Speed Isn’t Everything
Though there are many ethical fashion brands, which employ different paths towards executing slow fashion, made-to-order clothes are probably the ultimate approach. Made-to-order is about tailoring individual garment to the customer's size and body type, as well as enabling brands and retailers to only make exactly what they know they need. That kind of precision should be especially attractive to both companies and customers which aim to decrease their overall waste.

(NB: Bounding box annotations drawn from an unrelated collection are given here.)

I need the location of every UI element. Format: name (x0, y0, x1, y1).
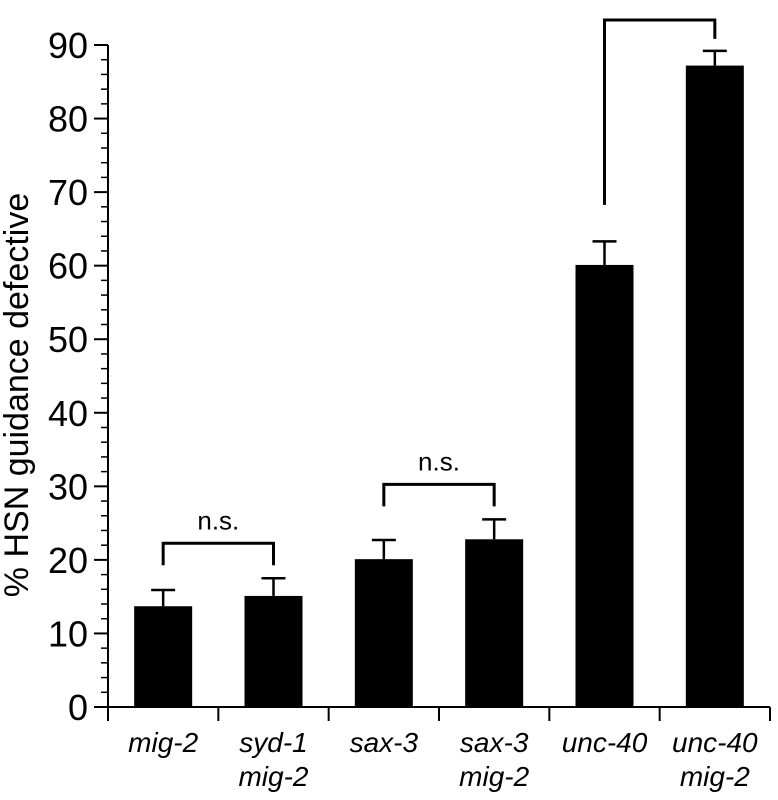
y-tick-label: 90 (48, 25, 88, 66)
x-tick-label: mig-2 (459, 761, 529, 792)
bar (354, 559, 413, 707)
significance-label: n.s. (197, 505, 239, 535)
y-tick-label: 10 (48, 613, 88, 654)
significance-bracket (382, 482, 496, 507)
error-bars (151, 49, 727, 607)
bar (685, 65, 744, 707)
y-tick-label: 30 (48, 466, 88, 507)
y-tick-label: 60 (48, 246, 88, 287)
x-tick-label: mig-2 (238, 761, 308, 792)
bar (244, 595, 303, 707)
bar (134, 606, 193, 707)
y-tick-label: 40 (48, 393, 88, 434)
x-tick-label: sax-3 (460, 727, 529, 758)
y-tick-label: 70 (48, 172, 88, 213)
x-tick-label: unc-40 (562, 727, 648, 758)
significance-label: n.s. (418, 446, 460, 476)
y-tick-label: 20 (48, 540, 88, 581)
significance-bracket (161, 541, 275, 566)
x-tick-label: mig-2 (128, 727, 198, 758)
bar (465, 539, 524, 707)
bar (575, 264, 634, 707)
x-tick-label: mig-2 (680, 761, 750, 792)
x-tick-label: sax-3 (350, 727, 419, 758)
significance-label: *** (644, 0, 674, 12)
y-tick-label: 50 (48, 319, 88, 360)
significance-bracket (603, 18, 717, 205)
x-tick-label: unc-40 (672, 727, 758, 758)
y-tick-label: 0 (68, 687, 88, 728)
axes: 0 10 20 30 40 50 60 70 80 90 (48, 25, 771, 728)
bars (134, 65, 744, 707)
x-tick-label: syd-1 (239, 727, 307, 758)
significance-brackets: n.s. n.s. *** (161, 0, 717, 566)
y-axis-label: % HSN guidance defective (0, 193, 36, 597)
y-tick-label: 80 (48, 99, 88, 140)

Many of the sustainable and ethical fashion brands we work with at SlowCo embrace this slow fashion approach, such as AK Threads or Marrakshi Life. AK Threads uses selected industry standard sizing and adapts elements such as shoulder, waist or hip seams required for personal comfort. All of their pieces are available in additional sizes on request, with free alterations, and customisable lengths. Taking key style elements from the traditional Moroccan wardrobe, Marrakshi Life creates contemporary design pieces using the skill of traditional Moroccan weaving practices and ancient techniques to create clothing that is authentic, and complete with a fashion-forward urban twist. All their items are handsewn in their Marrakech atelier only when they are ordered.

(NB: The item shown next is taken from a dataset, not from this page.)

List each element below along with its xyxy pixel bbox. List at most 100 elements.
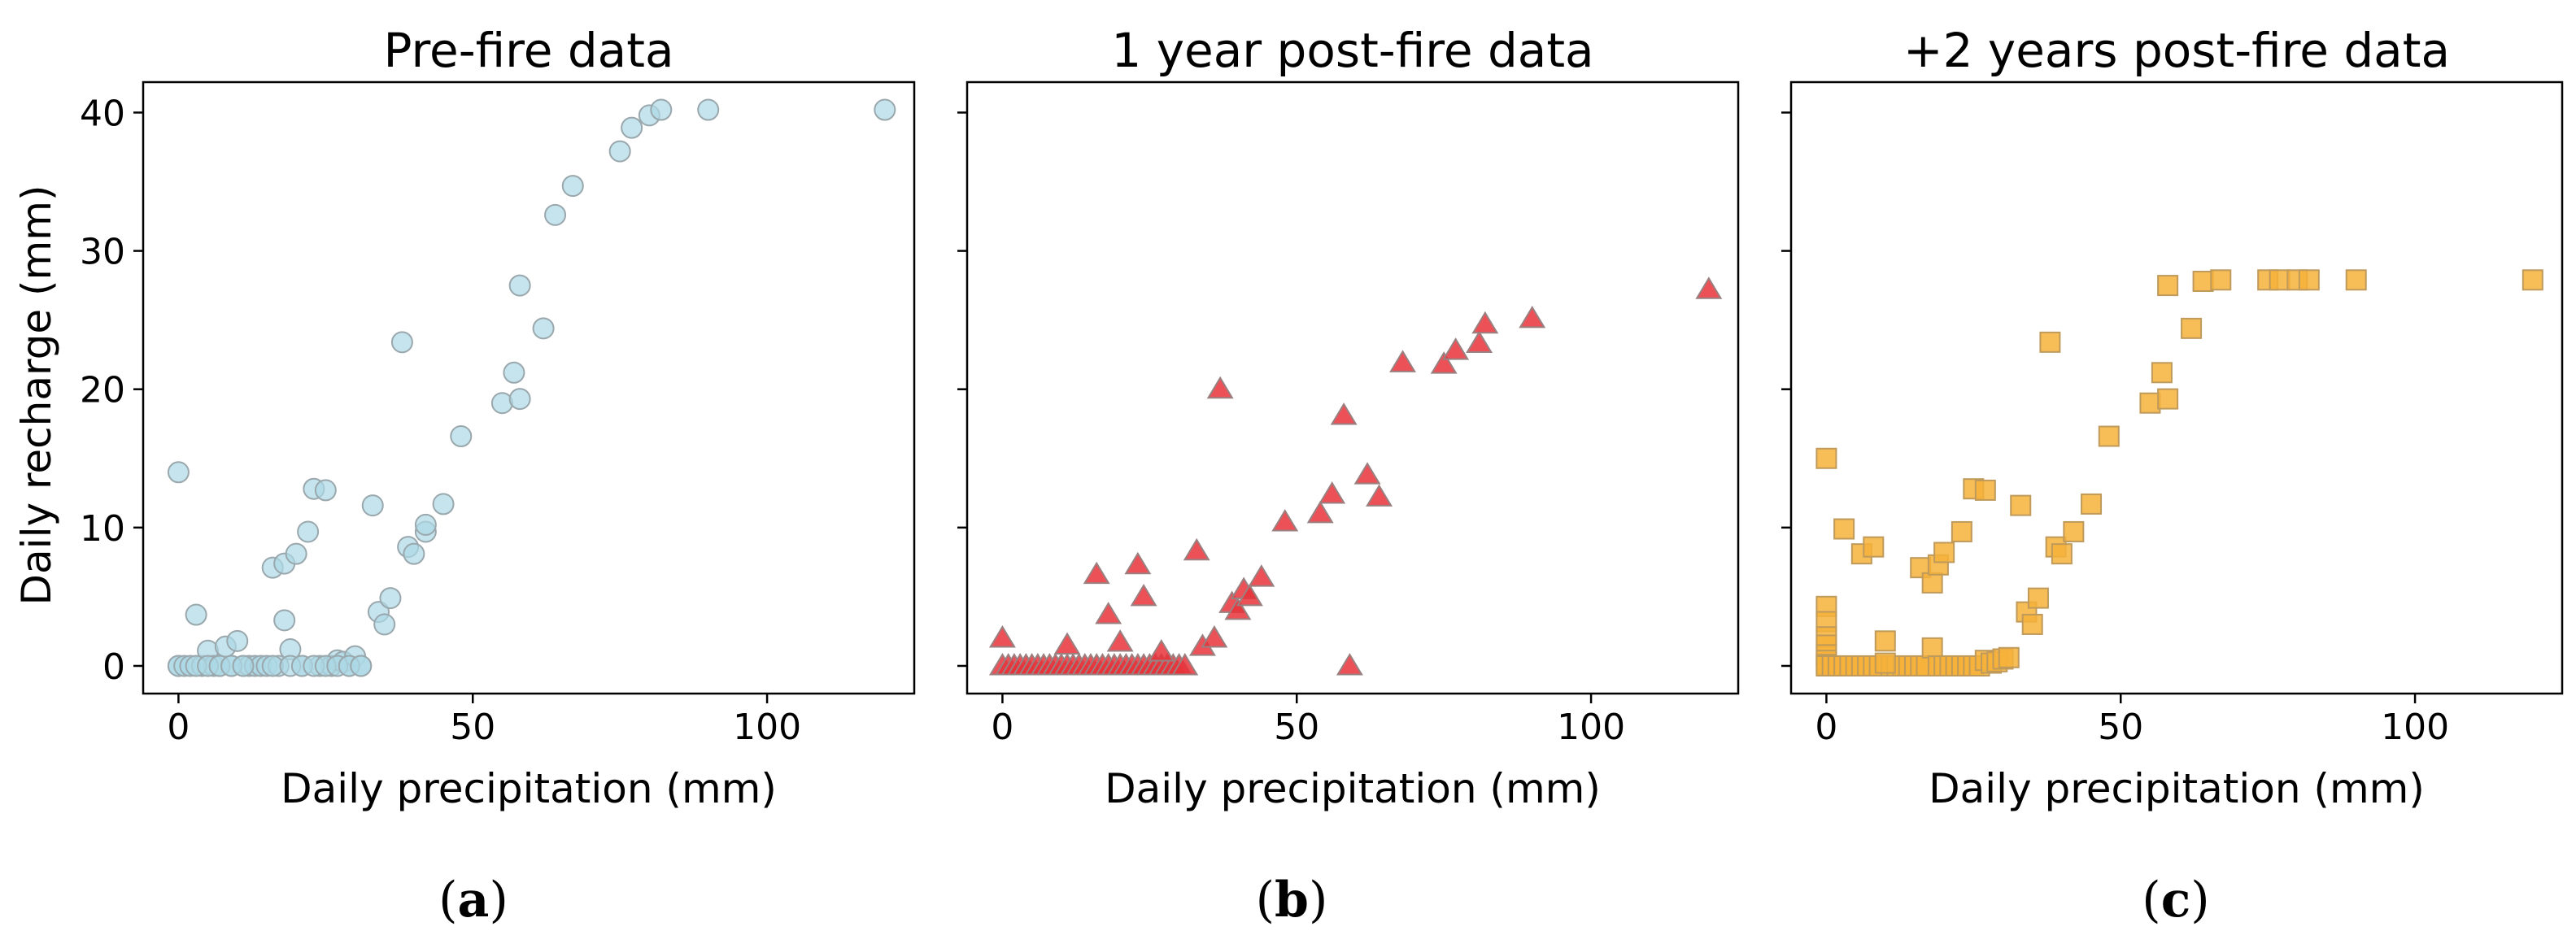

In the end, fast fashion is about overproduction and overconsumption whereby consumers and corporations both play a role. British people alone will spend up to 2.7 billion pounds on clothes during the summer that will only be worn once. In the US that number is even higher. While there is a more or less stable understanding of what sustainable, ethical and slow fashion mean, their definitions are still relatively new and flexible. Popularizing these terms is necessary to progress away from using them interchangeably or incorrectly. Simply speaking, ethical fashion concerns human rights, sustainable fashion concerns the environment and slow fashion concerns the philosophy behind the piece of clothing itself.
‘Fast’ has become synonymous with a type of fashion that epitomizes ideas of unsustainability, but high speed is not in itself a defining descriptor of unethical or environmentally damaging practices. Speed is merely one of the tools used to increase sales and deliver economic growth. Unfortunately, on a mass scale, it does make space for the prioritization of ecological and social concerns.
That doesn’t mean, however, that sustainable fashion needs to be marked by extremely slow production. Oftentimes even made-to-order pieces are put together in a matter of days because the right craftsmen can be trusted to do things both, quickly and effectively. After all the speed, which really matters, is how long it takes between the creation, the purchase and the discarding of the item. When it comes to sustainable fashion, the idea is to prolong the life and usage of the garment as long as possible.